When Stick realizes Bosten is gay, he knows that to survive his father’s anger, Bosten must leave home. Stick has to find his brother, or he will never feel whole again. In his search, he will encounter good people, bad people, and people who are simply indifferent to kids from the wrong side of the tracks. But he never loses hope of finding love – and his brother.
Stick shattered my expectations. I’m left in awe over it. It was a book I simply had to read in one session, there was no way to put it down. While the main character was thirteen and a boy, something different from my usual literary outings, I found Stark McClellan’s story incredibly heart wrenching. In a book reaching less than 300 pages, I still managed to care about these characters in a way a book hasn’t been able to make me feel in a while. There were actual tears in my eyes. If a book can make me cry – 5 stars.
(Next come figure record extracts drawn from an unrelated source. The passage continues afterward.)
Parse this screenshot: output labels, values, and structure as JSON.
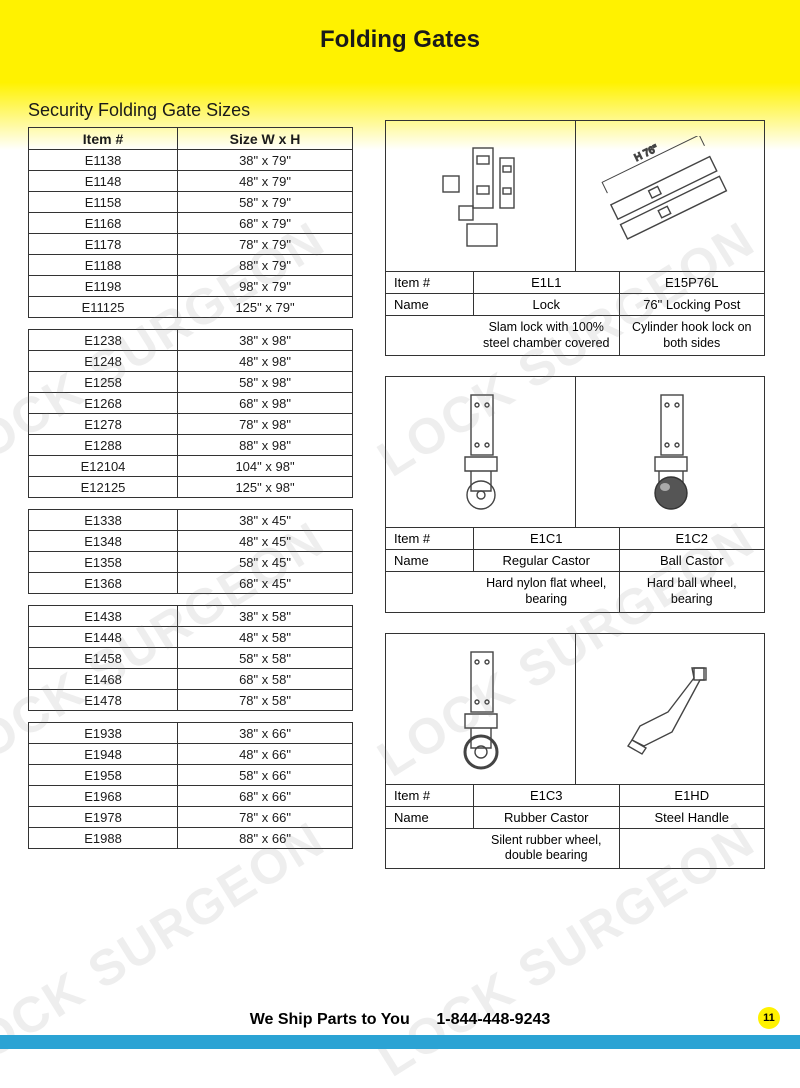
{
  "page_title": "Folding Gates",
  "section_title": "Security Folding Gate Sizes",
  "colors": {
    "header_yellow": "#fff200",
    "footer_blue": "#2ba3d4",
    "border": "#333333",
    "text": "#1a1a1a",
    "watermark": "rgba(120,120,120,0.13)"
  },
  "size_table_headers": {
    "col1": "Item #",
    "col2": "Size W x H"
  },
  "size_groups": [
    [
      {
        "item": "E1138",
        "size": "38\" x 79\""
      },
      {
        "item": "E1148",
        "size": "48\" x 79\""
      },
      {
        "item": "E1158",
        "size": "58\" x 79\""
      },
      {
        "item": "E1168",
        "size": "68\" x 79\""
      },
      {
        "item": "E1178",
        "size": "78\" x 79\""
      },
      {
        "item": "E1188",
        "size": "88\" x 79\""
      },
      {
        "item": "E1198",
        "size": "98\" x 79\""
      },
      {
        "item": "E11125",
        "size": "125\" x 79\""
      }
    ],
    [
      {
        "item": "E1238",
        "size": "38\" x 98\""
      },
      {
        "item": "E1248",
        "size": "48\" x 98\""
      },
      {
        "item": "E1258",
        "size": "58\" x 98\""
      },
      {
        "item": "E1268",
        "size": "68\" x 98\""
      },
      {
        "item": "E1278",
        "size": "78\" x 98\""
      },
      {
        "item": "E1288",
        "size": "88\" x 98\""
      },
      {
        "item": "E12104",
        "size": "104\" x 98\""
      },
      {
        "item": "E12125",
        "size": "125\" x 98\""
      }
    ],
    [
      {
        "item": "E1338",
        "size": "38\" x 45\""
      },
      {
        "item": "E1348",
        "size": "48\" x 45\""
      },
      {
        "item": "E1358",
        "size": "58\" x 45\""
      },
      {
        "item": "E1368",
        "size": "68\" x 45\""
      }
    ],
    [
      {
        "item": "E1438",
        "size": "38\" x 58\""
      },
      {
        "item": "E1448",
        "size": "48\" x 58\""
      },
      {
        "item": "E1458",
        "size": "58\" x 58\""
      },
      {
        "item": "E1468",
        "size": "68\" x 58\""
      },
      {
        "item": "E1478",
        "size": "78\" x 58\""
      }
    ],
    [
      {
        "item": "E1938",
        "size": "38\" x 66\""
      },
      {
        "item": "E1948",
        "size": "48\" x 66\""
      },
      {
        "item": "E1958",
        "size": "58\" x 66\""
      },
      {
        "item": "E1968",
        "size": "68\" x 66\""
      },
      {
        "item": "E1978",
        "size": "78\" x 66\""
      },
      {
        "item": "E1988",
        "size": "88\" x 66\""
      }
    ]
  ],
  "product_labels": {
    "item": "Item #",
    "name": "Name"
  },
  "products": [
    {
      "a": {
        "item": "E1L1",
        "name": "Lock",
        "desc": "Slam lock with 100% steel chamber covered",
        "dim_label": ""
      },
      "b": {
        "item": "E15P76L",
        "name": "76\" Locking Post",
        "desc": "Cylinder hook lock on both sides",
        "dim_label": "H 76\""
      }
    },
    {
      "a": {
        "item": "E1C1",
        "name": "Regular Castor",
        "desc": "Hard nylon flat wheel, bearing"
      },
      "b": {
        "item": "E1C2",
        "name": "Ball Castor",
        "desc": "Hard ball wheel, bearing"
      }
    },
    {
      "a": {
        "item": "E1C3",
        "name": "Rubber Castor",
        "desc": "Silent rubber wheel, double bearing"
      },
      "b": {
        "item": "E1HD",
        "name": "Steel Handle",
        "desc": ""
      }
    }
  ],
  "footer": {
    "ship": "We Ship Parts to You",
    "phone": "1-844-448-9243"
  },
  "page_number": "11",
  "watermark_text": "LOCK SURGEON"
}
The story focuses heavily on brotherhood. Stark (referred to as ‘Stick’ because of his appearance) and his sixteen year old brother, Bosten, have a very close relationship for siblings. I really enjoyed these two. Even with everything they had to deal with they were still able to joke with each other, stand up for the other and most of all talk openly about things that mattered. It was a refreshing dynamic. The characters aren’t flat, they have plenty of struggles (ones I couldn’t believe were happening), flaws and they make mistakes which all helped round them into characters that felt real.
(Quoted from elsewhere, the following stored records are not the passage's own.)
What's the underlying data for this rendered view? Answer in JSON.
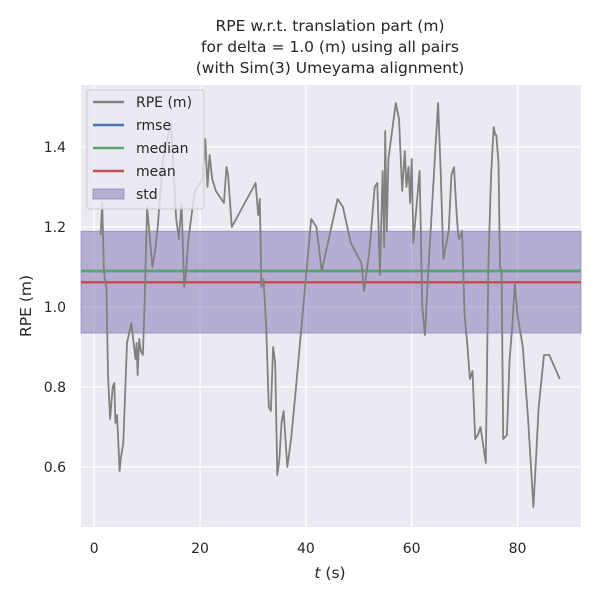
{
  "chart_data": {
    "type": "line",
    "title_lines": [
      "RPE w.r.t. translation part (m)",
      "for delta = 1.0 (m) using all pairs",
      "(with Sim(3) Umeyama alignment)"
    ],
    "xlabel": "t (s)",
    "xlabel_var": "t",
    "xlabel_unit": " (s)",
    "ylabel": "RPE (m)",
    "xlim": [
      -2.5,
      92.0
    ],
    "ylim": [
      0.45,
      1.555
    ],
    "xticks": [
      0,
      20,
      40,
      60,
      80
    ],
    "yticks": [
      0.6,
      0.8,
      1.0,
      1.2,
      1.4
    ],
    "ytick_labels": [
      "0.6",
      "0.8",
      "1.0",
      "1.2",
      "1.4"
    ],
    "grid": true,
    "legend_placement": "top-left",
    "legend": [
      {
        "label": "RPE (m)",
        "color": "#808080",
        "kind": "line"
      },
      {
        "label": "rmse",
        "color": "#4c72b0",
        "kind": "line"
      },
      {
        "label": "median",
        "color": "#55a868",
        "kind": "line"
      },
      {
        "label": "mean",
        "color": "#c44e52",
        "kind": "line"
      },
      {
        "label": "std",
        "color": "#8172b2",
        "kind": "patch"
      }
    ],
    "stats": {
      "rmse": 1.09,
      "median": 1.09,
      "mean": 1.062,
      "std_lower": 0.935,
      "std_upper": 1.189
    },
    "series": [
      {
        "name": "RPE (m)",
        "color": "#808080",
        "x": [
          1.2,
          1.5,
          1.8,
          2.0,
          2.3,
          2.6,
          3.0,
          3.5,
          3.8,
          4.0,
          4.3,
          4.5,
          4.8,
          5.0,
          5.5,
          6.2,
          7.0,
          7.8,
          8.0,
          8.2,
          8.5,
          8.8,
          9.2,
          9.5,
          10.0,
          11.0,
          11.5,
          12.0,
          13.0,
          14.5,
          15.5,
          16.0,
          16.5,
          17.0,
          17.3,
          17.8,
          19.0,
          20.5,
          21.0,
          21.4,
          21.8,
          22.3,
          23.0,
          24.5,
          25.0,
          25.3,
          26.0,
          30.5,
          31.0,
          31.3,
          31.6,
          32.0,
          32.5,
          33.0,
          33.4,
          33.8,
          34.2,
          34.6,
          35.0,
          35.4,
          35.8,
          36.5,
          37.2,
          38.0,
          41.0,
          42.0,
          43.0,
          46.0,
          47.0,
          48.5,
          50.5,
          51.0,
          52.0,
          53.0,
          53.5,
          54.0,
          54.5,
          54.8,
          55.0,
          55.3,
          55.6,
          56.0,
          57.0,
          57.6,
          58.2,
          58.7,
          59.0,
          59.4,
          59.7,
          60.0,
          60.3,
          61.5,
          62.0,
          62.5,
          63.0,
          64.5,
          65.0,
          65.5,
          66.0,
          67.0,
          67.5,
          68.0,
          68.5,
          68.8,
          69.0,
          69.5,
          70.0,
          70.5,
          71.0,
          71.5,
          72.0,
          72.5,
          73.0,
          74.0,
          74.5,
          75.0,
          75.5,
          75.8,
          76.0,
          76.4,
          76.7,
          77.0,
          77.3,
          78.0,
          78.5,
          79.0,
          79.5,
          80.0,
          81.0,
          82.0,
          83.0,
          83.5,
          84.0,
          85.0,
          86.0,
          87.0,
          88.0
        ],
        "y": [
          1.18,
          1.26,
          1.1,
          1.07,
          1.05,
          0.83,
          0.72,
          0.8,
          0.81,
          0.71,
          0.73,
          0.68,
          0.59,
          0.62,
          0.66,
          0.91,
          0.96,
          0.87,
          0.91,
          0.83,
          0.92,
          0.89,
          0.88,
          1.0,
          1.25,
          1.1,
          1.14,
          1.2,
          1.37,
          1.46,
          1.22,
          1.17,
          1.26,
          1.05,
          1.08,
          1.17,
          1.29,
          1.32,
          1.42,
          1.3,
          1.38,
          1.32,
          1.29,
          1.26,
          1.35,
          1.33,
          1.2,
          1.31,
          1.23,
          1.27,
          1.05,
          1.07,
          0.95,
          0.75,
          0.74,
          0.9,
          0.86,
          0.58,
          0.62,
          0.71,
          0.74,
          0.6,
          0.67,
          0.78,
          1.22,
          1.2,
          1.09,
          1.27,
          1.25,
          1.16,
          1.11,
          1.04,
          1.14,
          1.3,
          1.31,
          1.08,
          1.34,
          1.15,
          1.44,
          1.19,
          1.37,
          1.41,
          1.51,
          1.47,
          1.29,
          1.39,
          1.3,
          1.35,
          1.26,
          1.37,
          1.16,
          1.34,
          1.0,
          0.93,
          1.06,
          1.4,
          1.51,
          1.33,
          1.12,
          1.19,
          1.33,
          1.35,
          1.23,
          1.18,
          1.17,
          1.19,
          0.98,
          0.91,
          0.82,
          0.84,
          0.67,
          0.68,
          0.7,
          0.61,
          1.11,
          1.33,
          1.45,
          1.43,
          1.43,
          1.36,
          1.1,
          1.09,
          0.67,
          0.68,
          0.87,
          0.95,
          1.06,
          0.98,
          0.9,
          0.72,
          0.5,
          0.62,
          0.75,
          0.88,
          0.88,
          0.85,
          0.82
        ]
      }
    ]
  }
}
Stark and Bosten’s close bond seemed to really strengthen from the abuse they have to endure at the hands of their parents. It’s very disturbing thinking about what kind of life these boys have had, and even worse, how they see it as normal as it’s all they’ve ever known. These parents deserve a long stay in prison. Aside from the home trouble, a lot of attention is drawn to the fact that Stark was born with only one ear. It’s used as a constant reminder that he is different. Stark’s own idiosyncrasies are very much a sign of this internal torture he’s been battling with his whole life. It upset me that he would always put himself down whenever someone other than his brother showed him kindness.
There are a lot of drug references throughout the book too, even if Stark wasn’t partaking in them. But being that the main character is thirteen, verging on fourteen, sex is very prevalent on Stark’s mind. Not so much the act, but more the attraction. It seemed he was constantly battling unwanted erections. Just about any female would set him off. It worked well for getting into the mindset of the age. But there was a sort of innocence to Stark. There is definitely a romantic front on his horizon, but he’s not the type to get close to others. His self-conscious state added to the emotion it brought out. There are some really beautiful scenes. I especially loved the hair washing.
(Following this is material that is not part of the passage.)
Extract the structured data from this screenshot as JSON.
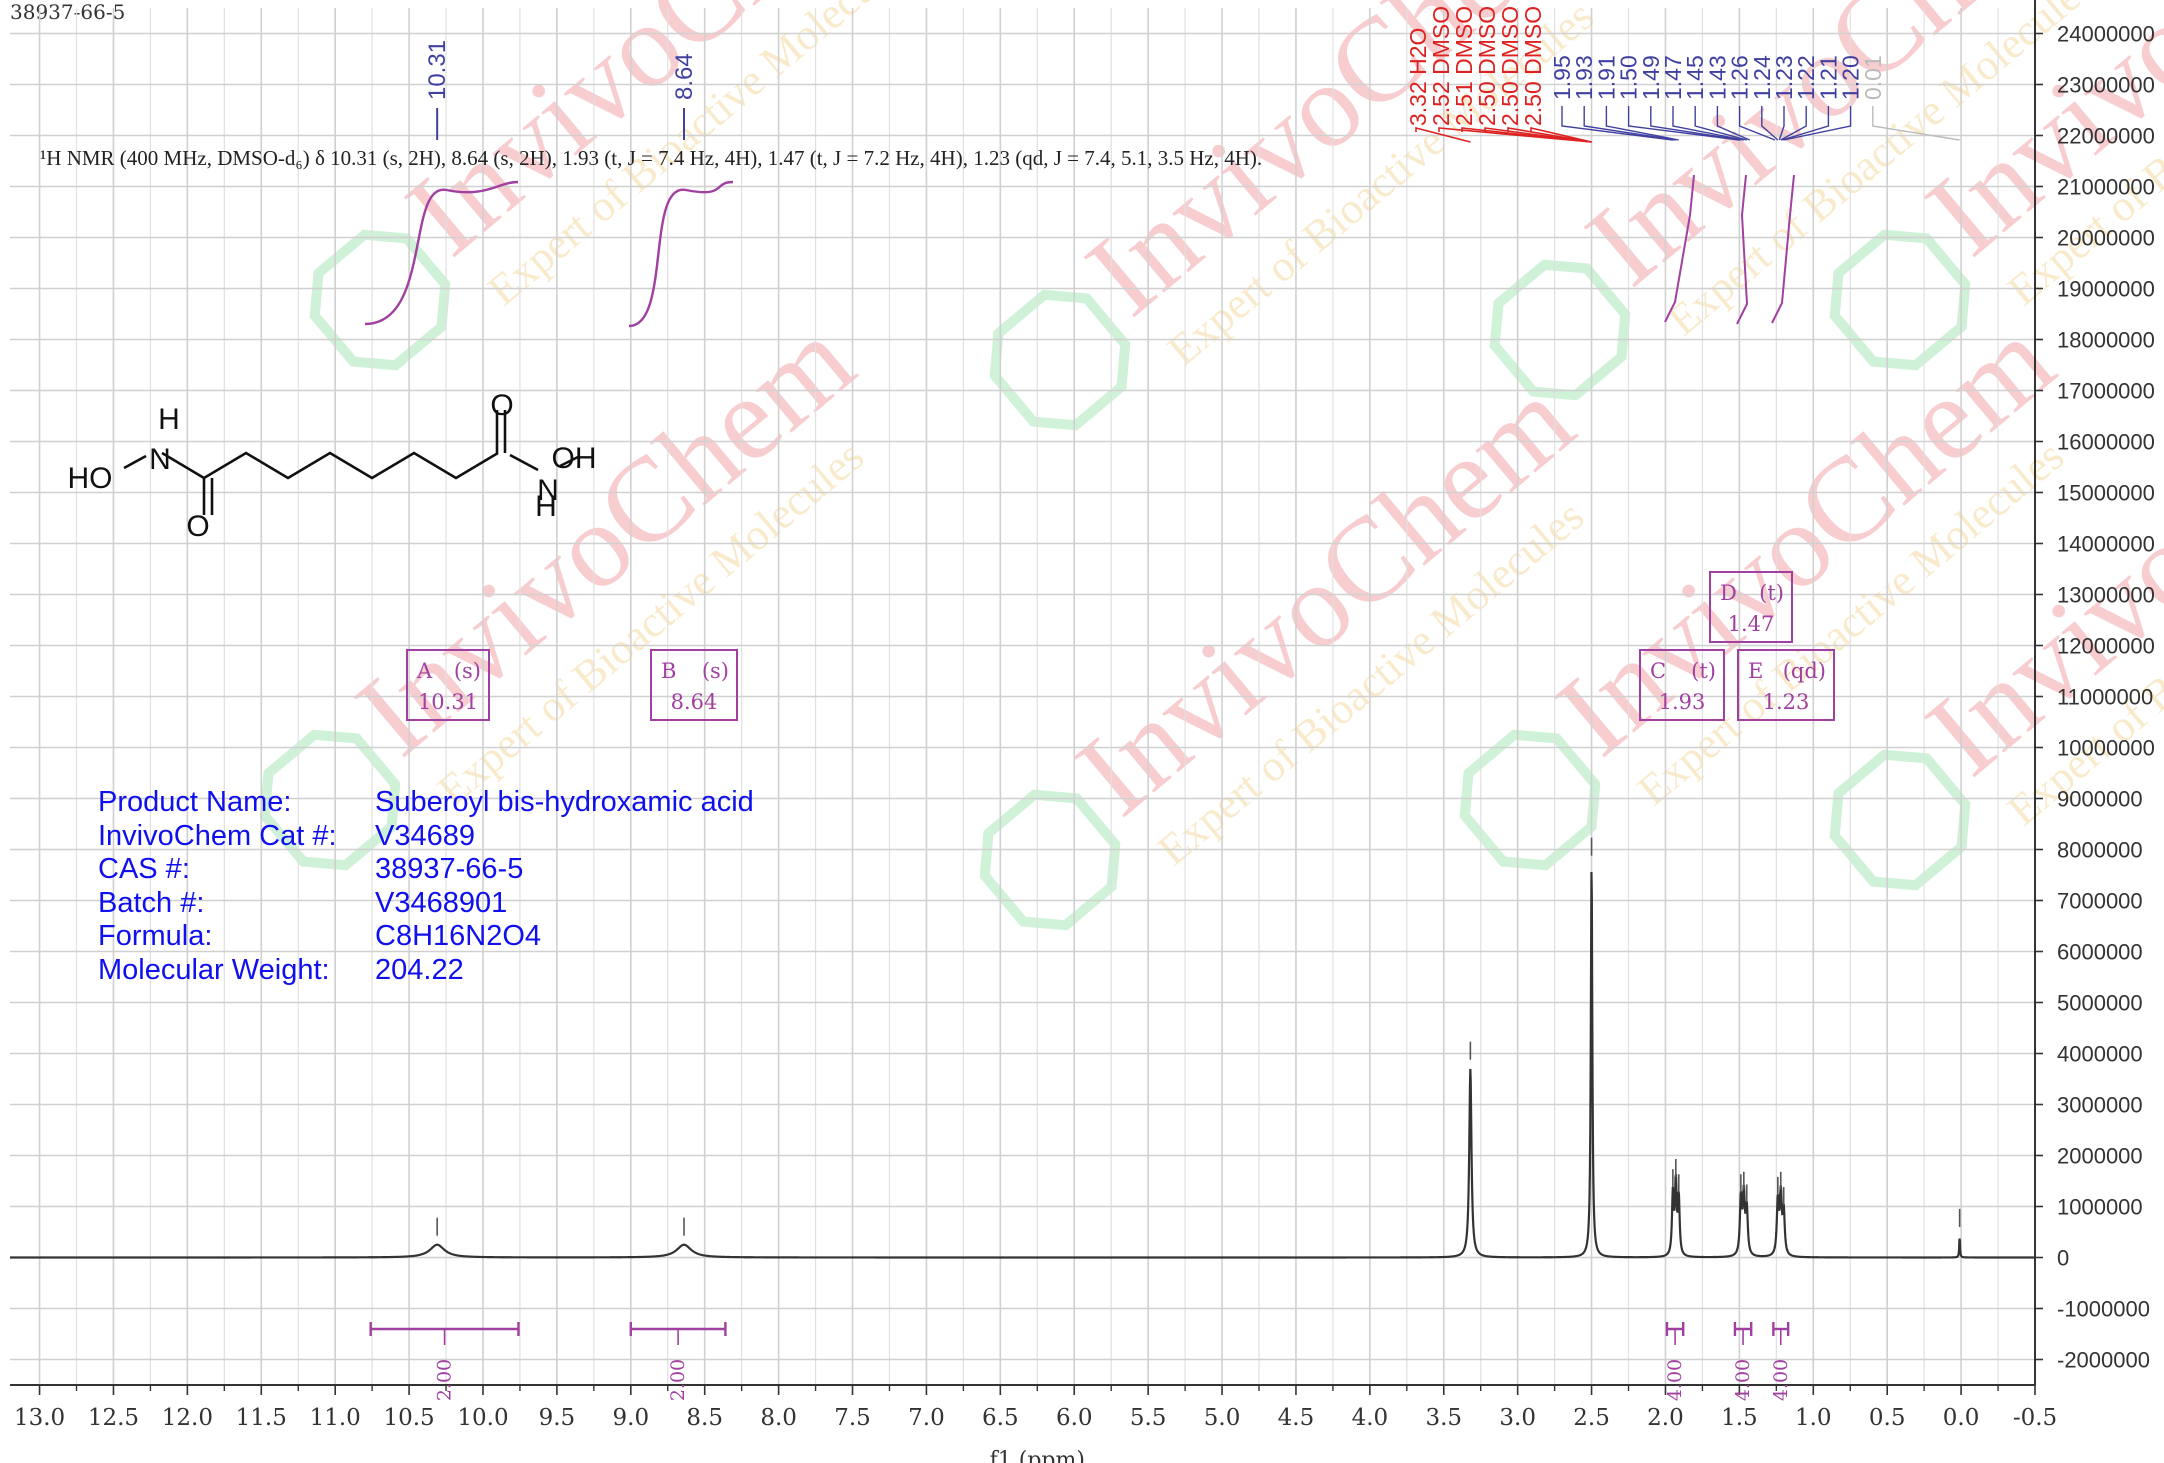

The theme of learning to stand up for yourself was prevalent, or maybe moreso, learning to believe in yourself. Bosten plays a part in this, as well as some other caring people Stark comes across in his journey. It really shows his character as Stark learns that his brother is gay, something he’d never considered before, but readily accepts it without a second thought. But even with the good, there was certainly enough of the terrible to hone in the harsh reality. The characters really are put through the ringer as they have a lot more than just their family to contend with. It was probably why I loved it so much, the bad was needed to highlight the good. The growth in Stark impressed me, but I was left with both happy and sad tears as it brought me to a point of utter despair. It’s such a powerful read that I don’t know if I want to, or even can, stop thinking about it.
Those looking for some very emotional brotherly bonds that deal with abuse and other forms of adversity.